La constitution obligatoire d'un stock de deux mois est une première européenne.
Lors de la publication du décret, le ministère de la Santé avait d’ailleurs salué la mesure, évoquant une « avancée majeure. Les pénuries de médicaments affectent le quotidien des patients, ainsi que l’exercice des professionnels de santé malgré leurs efforts pour pallier ces difficultés ».
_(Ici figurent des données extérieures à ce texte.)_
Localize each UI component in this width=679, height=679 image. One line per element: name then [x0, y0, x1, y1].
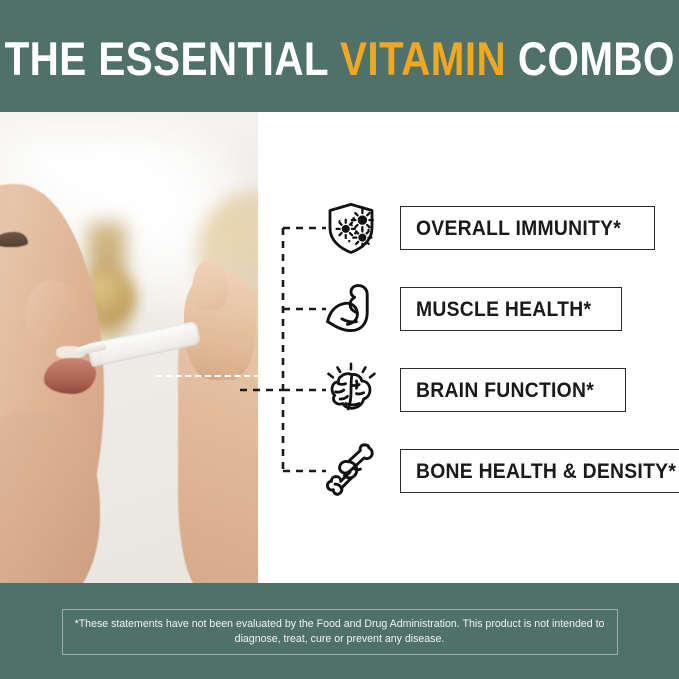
benefit-row-bone-health-density[interactable]: BONE HEALTH & DENSITY* — [320, 439, 679, 503]
footer-banner: *These statements have not been evaluate… — [0, 583, 679, 679]
benefit-label-muscle-health: MUSCLE HEALTH* — [416, 299, 591, 320]
benefit-label-bone-health-density: BONE HEALTH & DENSITY* — [416, 461, 676, 482]
benefit-label-overall-immunity: OVERALL IMMUNITY* — [416, 218, 621, 239]
flexed-bicep-icon — [320, 278, 382, 340]
title-part-1: THE ESSENTIAL — [4, 32, 339, 85]
benefit-row-overall-immunity[interactable]: OVERALL IMMUNITY* — [320, 196, 655, 260]
benefit-label-box-muscle-health: MUSCLE HEALTH* — [400, 287, 622, 331]
page-title: THE ESSENTIAL VITAMIN COMBO — [4, 35, 674, 82]
benefit-row-muscle-health[interactable]: MUSCLE HEALTH* — [320, 277, 622, 341]
disclaimer-text: *These statements have not been evaluate… — [75, 617, 605, 648]
benefit-row-brain-function[interactable]: BRAIN FUNCTION* — [320, 358, 626, 422]
title-accent-vitamin: VITAMIN — [340, 32, 506, 85]
benefit-label-box-brain-function: BRAIN FUNCTION* — [400, 368, 626, 412]
infographic-root: THE ESSENTIAL VITAMIN COMBO — [0, 0, 679, 679]
title-part-2: COMBO — [506, 32, 675, 85]
header-banner: THE ESSENTIAL VITAMIN COMBO — [0, 0, 679, 112]
benefits-list: OVERALL IMMUNITY* MUSCLE HEALTH* — [0, 112, 679, 583]
bone-joint-icon — [320, 440, 382, 502]
benefit-label-brain-function: BRAIN FUNCTION* — [416, 380, 594, 401]
benefit-label-box-bone-health-density: BONE HEALTH & DENSITY* — [400, 449, 679, 493]
disclaimer-box: *These statements have not been evaluate… — [62, 609, 618, 656]
shield-virus-icon — [320, 197, 382, 259]
brain-icon — [320, 359, 382, 421]
benefit-label-box-overall-immunity: OVERALL IMMUNITY* — [400, 206, 655, 250]
content-panel: OVERALL IMMUNITY* MUSCLE HEALTH* — [0, 112, 679, 583]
« Avant même le décret, beaucoup d’entreprises constituaient déjà des stocks, pour être en mesure d’assurer les problématiques de tension d'approvisionnement », tempère pour « Le Quotidien » Thomas Borel, directeur des affaires scientifiques au Leem (Les entreprises du médicament). Si pour certains labos, cette obligation ne changera donc pas vraiment la donne, pour d’autres, la situation risque d’être plus ardue, « par exemple lorsqu’il s’agit de production de vaccins, car – indépendamment du Covid – la chaîne de production vaccinale fonctionne à flux tendu. Et la mise en place de nouvelles chaînes pour ces produits biologiques est longue et coûteuse », illustre Thomas Borel. Selon lui, la constitution de stocks devrait tout de même « améliorer la disponibilité de certains produits ».
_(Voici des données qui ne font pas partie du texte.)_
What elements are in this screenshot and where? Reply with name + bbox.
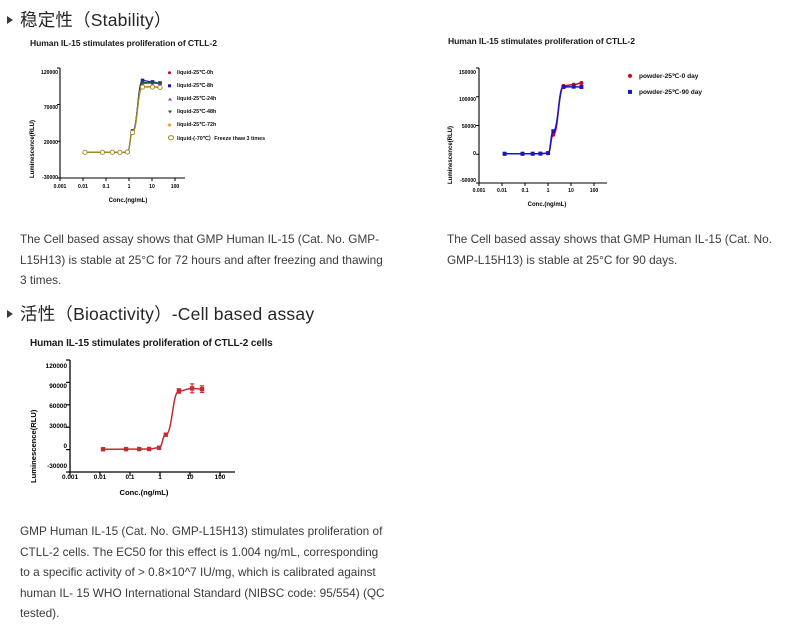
chart2-ytick-1: 0 — [448, 151, 476, 157]
chart2-plot-area — [479, 68, 607, 188]
chart2-legend-item-0: powder-25℃-0 day — [628, 68, 702, 84]
chart1-legend-label-0: liquid-25℃-0h — [177, 70, 213, 76]
chart2-xtick-1: 0.01 — [492, 188, 512, 194]
chart3-ytick-2: 30000 — [32, 423, 67, 430]
chart1-legend-item-3: liquid-25℃-48h — [168, 105, 265, 118]
chart3-ytick-3: 60000 — [32, 403, 67, 410]
chart-liquid-stability: Human IL-15 stimulates proliferation of … — [28, 38, 328, 213]
chart3-title: Human IL-15 stimulates proliferation of … — [30, 338, 273, 349]
legend-marker-square-icon — [168, 84, 171, 87]
chart3-ytick-0: -30000 — [32, 463, 67, 470]
chart2-ytick-4: 150000 — [448, 70, 476, 76]
legend-marker-diamond-icon — [167, 122, 171, 126]
heading-stability-label: 稳定性（Stability） — [20, 7, 172, 32]
paragraph-stability: The Cell based assay shows that GMP Huma… — [20, 229, 385, 291]
chart2-xtick-5: 100 — [584, 188, 604, 194]
legend-marker-circle-icon — [168, 71, 171, 74]
legend-marker-triangle-up-icon — [168, 97, 172, 100]
chart1-legend-item-0: liquid-25℃-0h — [168, 66, 265, 79]
chart1-xtick-4: 10 — [142, 184, 162, 190]
chart2-xtick-2: 0.1 — [515, 188, 535, 194]
chart3-ytick-4: 90000 — [32, 383, 67, 390]
chart1-xtick-5: 100 — [165, 184, 185, 190]
chart1-legend-label-5: liquid-(-70℃）Freeze thaw 3 times — [177, 134, 265, 142]
paragraph-bioactivity: GMP Human IL-15 (Cat. No. GMP-L15H13) st… — [20, 521, 390, 624]
chart1-title: Human IL-15 stimulates proliferation of … — [30, 38, 217, 48]
triangle-bullet-icon — [7, 310, 13, 318]
chart1-ytick-0: -30000 — [34, 175, 58, 181]
chart2-title: Human IL-15 stimulates proliferation of … — [448, 36, 635, 46]
chart1-legend-item-2: liquid-25℃-24h — [168, 92, 265, 105]
chart3-ytick-1: 0 — [32, 443, 67, 450]
chart1-legend-item-1: liquid-25℃-8h — [168, 79, 265, 92]
chart2-ytick-2: 50000 — [448, 124, 476, 130]
chart1-legend: liquid-25℃-0h liquid-25℃-8h liquid-25℃-2… — [168, 66, 265, 144]
chart1-xtick-3: 1 — [119, 184, 139, 190]
legend-marker-square-icon — [628, 90, 632, 94]
chart2-ytick-0: -50000 — [448, 178, 476, 184]
chart-bioactivity: Human IL-15 stimulates proliferation of … — [26, 338, 296, 508]
chart1-x-axis-title: Conc.(ng/mL) — [58, 198, 198, 204]
chart2-legend-label-0: powder-25℃-0 day — [639, 72, 698, 80]
chart1-legend-label-4: liquid-25℃-72h — [177, 122, 216, 128]
chart2-ytick-3: 100000 — [448, 97, 476, 103]
heading-bioactivity: 活性（Bioactivity）-Cell based assay — [7, 301, 314, 326]
legend-marker-triangle-down-icon — [168, 110, 172, 113]
chart2-legend-label-1: powder-25℃-90 day — [639, 88, 702, 96]
slide-page: 稳定性（Stability） Human IL-15 stimulates pr… — [0, 0, 800, 618]
heading-stability: 稳定性（Stability） — [7, 7, 172, 32]
heading-bioactivity-label: 活性（Bioactivity）-Cell based assay — [20, 301, 314, 326]
chart2-xtick-3: 1 — [538, 188, 558, 194]
chart3-plot-area — [70, 360, 235, 478]
chart1-legend-label-1: liquid-25℃-8h — [177, 83, 213, 89]
chart2-xtick-0: 0.001 — [469, 188, 489, 194]
chart1-xtick-0: 0.001 — [50, 184, 70, 190]
chart2-legend: powder-25℃-0 day powder-25℃-90 day — [628, 68, 702, 100]
chart1-plot-area — [60, 68, 185, 183]
chart1-ytick-2: 70000 — [34, 105, 58, 111]
chart-powder-stability: Human IL-15 stimulates proliferation of … — [443, 36, 773, 216]
chart1-y-axis-title: Luminescence(RLU) — [30, 120, 36, 178]
chart1-ytick-1: 20000 — [34, 140, 58, 146]
chart1-xtick-1: 0.01 — [73, 184, 93, 190]
chart1-legend-item-4: liquid-25℃-72h — [168, 118, 265, 131]
chart2-x-axis-title: Conc.(ng/mL) — [477, 202, 617, 208]
chart3-ytick-5: 120000 — [32, 363, 67, 370]
chart1-legend-label-2: liquid-25℃-24h — [177, 96, 216, 102]
chart1-legend-item-5: liquid-(-70℃）Freeze thaw 3 times — [168, 131, 265, 144]
chart3-x-axis-title: Conc.(ng/mL) — [74, 488, 214, 497]
chart1-xtick-2: 0.1 — [96, 184, 116, 190]
chart2-xtick-4: 10 — [561, 188, 581, 194]
triangle-bullet-icon — [7, 16, 13, 24]
paragraph-powder-stability: The Cell based assay shows that GMP Huma… — [447, 229, 792, 270]
chart1-ytick-3: 120000 — [34, 70, 58, 76]
legend-marker-open-circle-icon — [168, 135, 174, 141]
chart1-legend-label-3: liquid-25℃-48h — [177, 109, 216, 115]
legend-marker-circle-icon — [628, 74, 632, 78]
chart2-legend-item-1: powder-25℃-90 day — [628, 84, 702, 100]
Quelles molécules concernées ?
Les médicaments d’intérêt thérapeutique majeurs constituent près de 50 % de la pharmacopée française. En juillet 2016, un arrêté a fixé les grandes classes thérapeutiques concernées. S’il y a fort à parier que les médicaments cardiovasculaires, du système nerveux ou anticancéreux – particulièrement exposés aux ruptures – seront concernés par ce stock de sécurité, la liste définitive des spécialités doit encore être établie par l’ANSM. Elle permettra notamment de fixer les molécules qui pourront faire l’objet, ou non, de dérogations. Une publication est attendue pour le mois d’octobre.
Au 1er septembre, certaines immunothérapies, antiépileptiques, curare ou biphosphonate étaient actuellement en rupture de stock. Aussi, les sartans et les antiparkinsoniens sont régulièrement concernés par des tensions d’approvisionnement. En France de manière générale, 21 % des ruptures de stock concernent des anti-infectieux, dont les vaccins, 19 % des médicaments du système nerveux, 14 % des anticancéreux et 9 % des médicaments cardiovasculaires.
2 446 signalements
En 2020, 2 446 signalements de rupture ou risque de rupture de médicament ont été signalés à l'ANSM. Près de deux fois plus qu’en 2019. Une augmentation à relativiser pour Thomas Borel : « On met en comparaison les chiffres de rupture réelle avec les simples signalements. Or, les entreprises signalent de plus en plus ces risques, ce qui ne veut pas dire qu’il y a pour autant plus de pénuries. Nous arrivons d’ailleurs à endiguer plus de 90 % des tensions ». Concernant les MITM, depuis mai 2020, la situation est relativement stable avec 140 molécules en rupture ou en tension. Soit 1 % des médicaments commercialisés, selon le Leem.
Une chose est sûre, la crise sanitaire a mis en lumière de manière criante les fragilités de la chaîne du médicament. Avec l’augmentation inédite des demandes mondiales, les stocks de médicament de réanimation notamment ont frôlé la pénurie, faisant craindre des ruptures sans précédent. Dans les unités de soins critiques pour les patients Covid-19, l’approvisionnement en curares et sédatifs a explosé : + 331 % pour le cisatracurium, un curare, ou encore +125 % pour le midazolam
Ce vendredi 3 septembre, la ministre déléguée chargée de l'Industrie, Agnès Pannier-Runacher, a salué l'entrée en vigueur de ces mesures. « Le deuxième étage de la fusée, c'est d'augmenter les productions de médicaments en France », a-t-elle ajouté. « Entre 2005 et 2015, la part de marché des productions de médicaments françaises au plan mondial a été divisée par deux », a admis la ministre. Elle mise désormais sur le plan de relance pour financer la relocalisation de centaines de chaînes de production, comme celle du paracétamol ou de certains vaccins.